Forged by Satan's Doctrine
posted on 8/2012 By:
I must admit that I approached this album with great enthusiasm and moderate stupidity, because, before I heard a single note of the actual music, King’s debut full-length, Forged by Satan’s Doctrine, seemed to tick all the right boxes: a Colombian black/death quartet that declares to “Kill the Posers Like Christians” (yep, that’s an actual song title), rips off Dark Funeral in the cover art department and dechristens its members with such noms de guerre as Israel Bathroz Sathanas Lucifer and Zarthan Avtomat Kalashnikova. This potpourri of lovable clichés had me expecting nothing less than a full blown, Goatpenis-y Latin American blasphemous madness that makes you want to ram your head through a reinforced tungsten plate in glorious headbanging frenzy. I expected this to be the kind of unholy racket that would show all those left-hand-path-is-an-intellectual-exercise types what it’s really like to be possessed by the devil. Most importantly, I desperately wanted this to be fucking awesome.
Alas, I did not get exactly what I was bargaining for.
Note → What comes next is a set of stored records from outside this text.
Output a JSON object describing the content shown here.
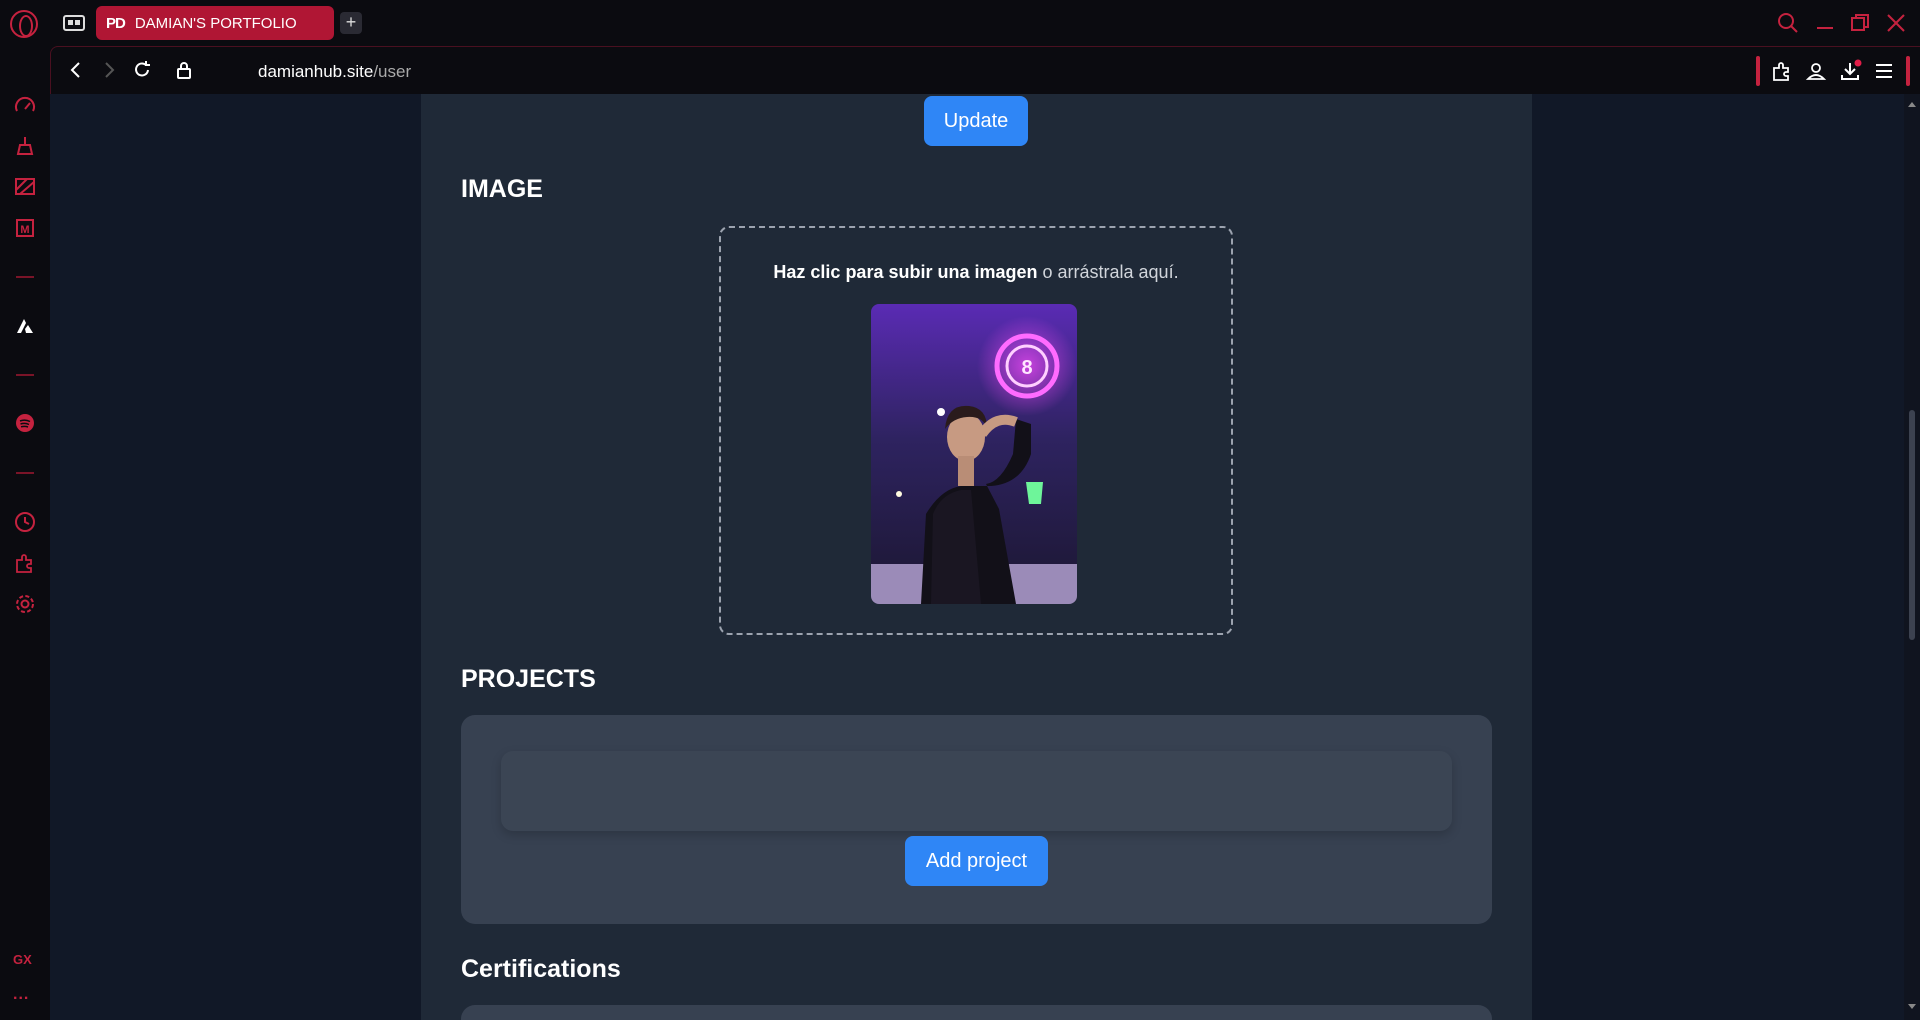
{
  "browser": {
    "tab_title": "DAMIAN'S PORTFOLIO",
    "tab_favicon_text": "PD",
    "url_host": "damianhub.site",
    "url_path": "/user",
    "brand_color": "#c5223f",
    "sidebar_label": "GX",
    "sidebar_more": "..."
  },
  "page": {
    "update_button": "Update",
    "image_section_title": "IMAGE",
    "dropzone_bold": "Haz clic para subir una imagen",
    "dropzone_rest": " o arrástrala aquí.",
    "projects_title": "PROJECTS",
    "add_project_button": "Add project",
    "certifications_title": "Certifications",
    "accent_color": "#2f86f6"
  }
}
Granted, Forged by Satan’s Doctrine is heavy, unrelenting and even menacing at times, but not entirely in the way one would prefer. Instead of following the genre’s charcoal black-clad mainstream that leans on an impenetrable wall of down-tuned guitars, slow-to-mid tempo barraging and skulls-and-spikes aesthetics (think of such bands as Teitanblood, Pseudogod, Witchrist and Diocletian), King steers their vessel into a slightly different direction by putting the stress on the "death" syllable. And, most surprisingly, their death metal − rather than hanging onto the more obvious influences − harkens back to the more controlled and even technical approach of old-school NYDM, which, together with the blackened hue that sweeps across the album, makes the whole ordeal sound an awful lot like the almighty Krisiun.
However, at their current level, King is merely a shadow of the foul-mouthed Brazilian maestros. Frankly speaking, Forged by Satan’s Doctrine has – apart from the downright jaw-dropping bass guitar that sometimes jumps at the center of the stage as the lead instrument – nothing that truly stands out.
The album kicks off with a suitably haunting, cinematic intro piece, “Summon Shub-Niggurath Ye Black”, where shambling, occult chants hang above ethnic percussions, setting the scene for the first display of the band’s cheesy, ultra-satanic schtick. Indeed, the second track, “No Pray, No Mercy, Just Death (Unpromised Satan)” is pretty much what the title promises: beefy yet derivative Suffocation-styled riffage topped with short flurries of sinister lead melody and an occasional pinch-harmonic, twin vocal attack that ranges between low gurgles and screechy rasps spitting out unholy profanity after unholy profanity and, as the rotten cherry on top, horribly boxy sounding drums that, admittedly, do a pretty good job at enveloping the riffs with nice, groovy blasts. And that’s pretty much the whole record in a nutshell. A few of the songs show an attempt to break away from the confines of King’s playbook (for example, the melodeath-like opening riff and breakdown-y mid-section in “When the Walls of Heaven Turn in Black” or the infectious gang vocal exchange of “Macabre Satanas”), but those moments are only rare glimpses of inspiration in the midst of otherwise flat compositions. There’s just no escaping the fact that Forged by Satan’s Doctrine is a second-tier offering from a second-tier band.
It seems, however, that the light of the Morning Star may shine at the end of the tunnel for these Colombians. The album’s two bonus tracks (“Nonlaughter - Zero Fucking Happiness” and “What's Satan Domain”), taken from King’s debut EP from 2006, demonstrate that the outfit has already come a long way in six years, developing from an average demo band into a troupe of competent albeit slightly uninventive musicians. So, while Forged by Satan’s Doctrine may not be the ultimate coup d'état that helps these Columbians seize power and force even those of us, who have been robbed of our monarchy, to loudly proclaim “All hail the King!”, it’s not a blubbering mess either and definitely shows some promise, if only in terms of instrumental proficiency and a couple of neck-snapping riffs.